While relatives of cancer patients or people with colon growths, called polyps, are more prone to the disease, the biggest risk is simply getting older. So people are supposed to be tested regularly starting at age 50.
But just 26 percent of Americans ages 50 or older have been tested for blood in stool samples within the past three years, and only 29 percent had an actual colon exam within the past five years, said the Centers for Disease Control and Prevention's report, citing the latest available data.
Men were more likely than women to be tested, 35 percent compared with 24 percent, and minorities also were significantly undertested, the report said.
U.S. colorectal screening guidelines, issued last year, say simply taking those fecal blood tests every year after age 50 - with easy, $5 at-home test kits - could cut colorectal cancer deaths by a third. People also can choose a test that threads a small tube into the lower colon to hunt cancer every five years, or a full colonoscopy every 10 years that can detect even tiny polyps that years later could turn cancerous.

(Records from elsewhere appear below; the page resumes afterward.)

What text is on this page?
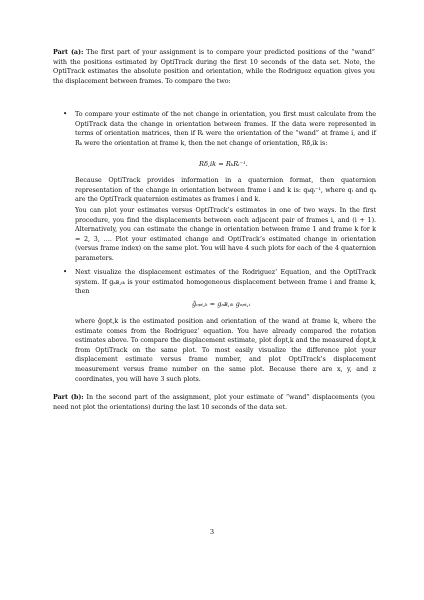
Part (a): The first part of your assignment is to compare your predicted positions of the “wand” with the positions estimated by OptiTrack during the first 10 seconds of the data set. Note, the OptiTrack estimates the absolute position and orientation, while the Rodriguez equation gives you the displacement between frames. To compare the two:

• To compare your estimate of the net change in orientation, you first must calculate from the OptiTrack data the change in orientation between frames. If the data were represented in terms of orientation matrices, then if Rᵢ were the orientation of the “wand” at frame i, and if Rₖ were the orientation at frame k, then the net change of orientation, Rδ,ik is:

Rδ,ik = RₖRᵢ⁻¹.

Because OptiTrack provides information in a quaternion format, then quaternion representation of the change in orientation between frame i and k is: qₖqᵢ⁻¹, where qᵢ and qₖ are the OptiTrack quaternion estimates as frames i and k.

You can plot your estimates versus OptiTrack’s estimates in one of two ways. In the first procedure, you find the displacements between each adjacent pair of frames i, and (i + 1). Alternatively, you can estimate the change in orientation between frame 1 and frame k for k = 2, 3, …. Plot your estimated change and OptiTrack’s estimated change in orientation (versus frame index) on the same plot. You will have 4 such plots for each of the 4 quaternion parameters.

• Next visualize the displacement estimates of the Rodriguez’ Equation, and the OptiTrack system. If gₐʙ,ᵢₖ is your estimated homogeneous displacement between frame i and frame k, then

ĝₒₚₜ,ₖ = gₐʙ,ᵢₖ gₒₚₜ,ᵢ

where ĝopt,k is the estimated position and orientation of the wand at frame k, where the estimate comes from the Rodriguez’ equation. You have already compared the rotation estimates above. To compare the displacement estimate, plot d̂opt,k and the measured d̂opt,k from OptiTrack on the same plot. To most easily visualize the difference plot your displacement estimate versus frame number, and plot OptiTrack’s displacement measurement versus frame number on the same plot. Because there are x, y, and z coordinates, you will have 3 such plots.

Part (b): In the second part of the assignment, plot your estimate of “wand” displacements (you need not plot the orientations) during the last 10 seconds of the data set.

3
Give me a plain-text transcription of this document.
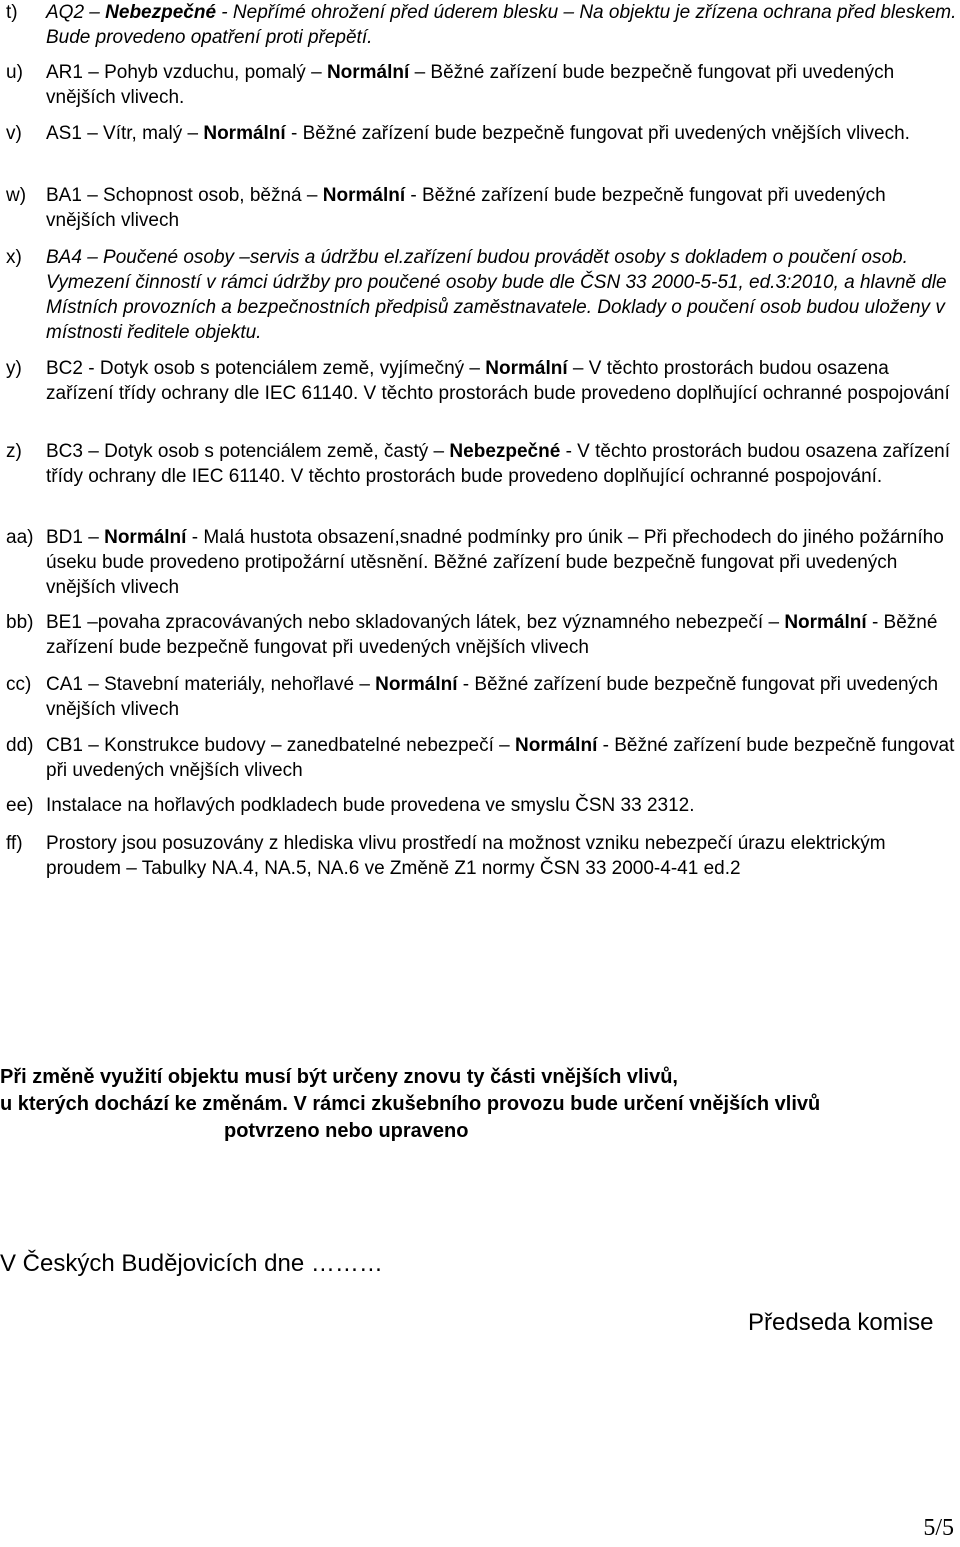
t) AQ2 – Nebezpečné - Nepřímé ohrožení před úderem blesku – Na objektu je zřízena ochrana před bleskem. Bude provedeno opatření proti přepětí.
u) AR1 – Pohyb vzduchu, pomalý – Normální – Běžné zařízení bude bezpečně fungovat při uvedených vnějších vlivech.
v) AS1 – Vítr, malý – Normální - Běžné zařízení bude bezpečně fungovat při uvedených vnějších vlivech.
w) BA1 – Schopnost osob, běžná – Normální - Běžné zařízení bude bezpečně fungovat při uvedených vnějších vlivech
x) BA4 – Poučené osoby –servis a údržbu el.zařízení budou provádět osoby s dokladem o poučení osob. Vymezení činností v rámci údržby pro poučené osoby bude dle ČSN 33 2000-5-51, ed.3:2010, a hlavně dle Místních provozních a bezpečnostních předpisů zaměstnavatele. Doklady o poučení osob budou uloženy v místnosti ředitele objektu.
y) BC2 - Dotyk osob s potenciálem země, vyjímečný – Normální – V těchto prostorách budou osazena zařízení třídy ochrany dle IEC 61140. V těchto prostorách bude provedeno doplňující ochranné pospojování
z) BC3 – Dotyk osob s potenciálem země, častý – Nebezpečné - V těchto prostorách budou osazena zařízení třídy ochrany dle IEC 61140. V těchto prostorách bude provedeno doplňující ochranné pospojování.
aa) BD1 – Normální - Malá hustota obsazení,snadné podmínky pro únik – Při přechodech do jiného požárního úseku bude provedeno protipožární utěsnění. Běžné zařízení bude bezpečně fungovat při uvedených vnějších vlivech
bb) BE1 –povaha zpracovávaných nebo skladovaných látek, bez významného nebezpečí – Normální - Běžné zařízení bude bezpečně fungovat při uvedených vnějších vlivech
cc) CA1 – Stavební materiály, nehořlavé – Normální - Běžné zařízení bude bezpečně fungovat při uvedených vnějších vlivech
dd) CB1 – Konstrukce budovy – zanedbatelné nebezpečí – Normální - Běžné zařízení bude bezpečně fungovat při uvedených vnějších vlivech
ee) Instalace na hořlavých podkladech bude provedena ve smyslu ČSN 33 2312.
ff) Prostory jsou posuzovány z hlediska vlivu prostředí na možnost vzniku nebezpečí úrazu elektrickým proudem – Tabulky NA.4, NA.5, NA.6 ve Změně Z1 normy ČSN 33 2000-4-41 ed.2
Při změně využití objektu musí být určeny znovu ty části vnějších vlivů,
u kterých dochází ke změnám. V rámci zkušebního provozu bude určení vnějších vlivů
potvrzeno nebo upraveno
V Českých Budějovicích dne ………
Předseda komise
5/5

Most insurance pays for some colorectal screening; Medicare coverage began in January.
The CDC, American Cancer Society and other expert groups have begun planning national testing campaigns, focusing on doctors, said Dr. Robert Smith of the cancer society.
"It doesn't matter how unpleasant the test is, a physician's recommendation is very persuasive," said Smith, noting that too often patients see doctors only for acute illnesses, not checkups, meaning doctors have fewer occasions to offer cancer screening.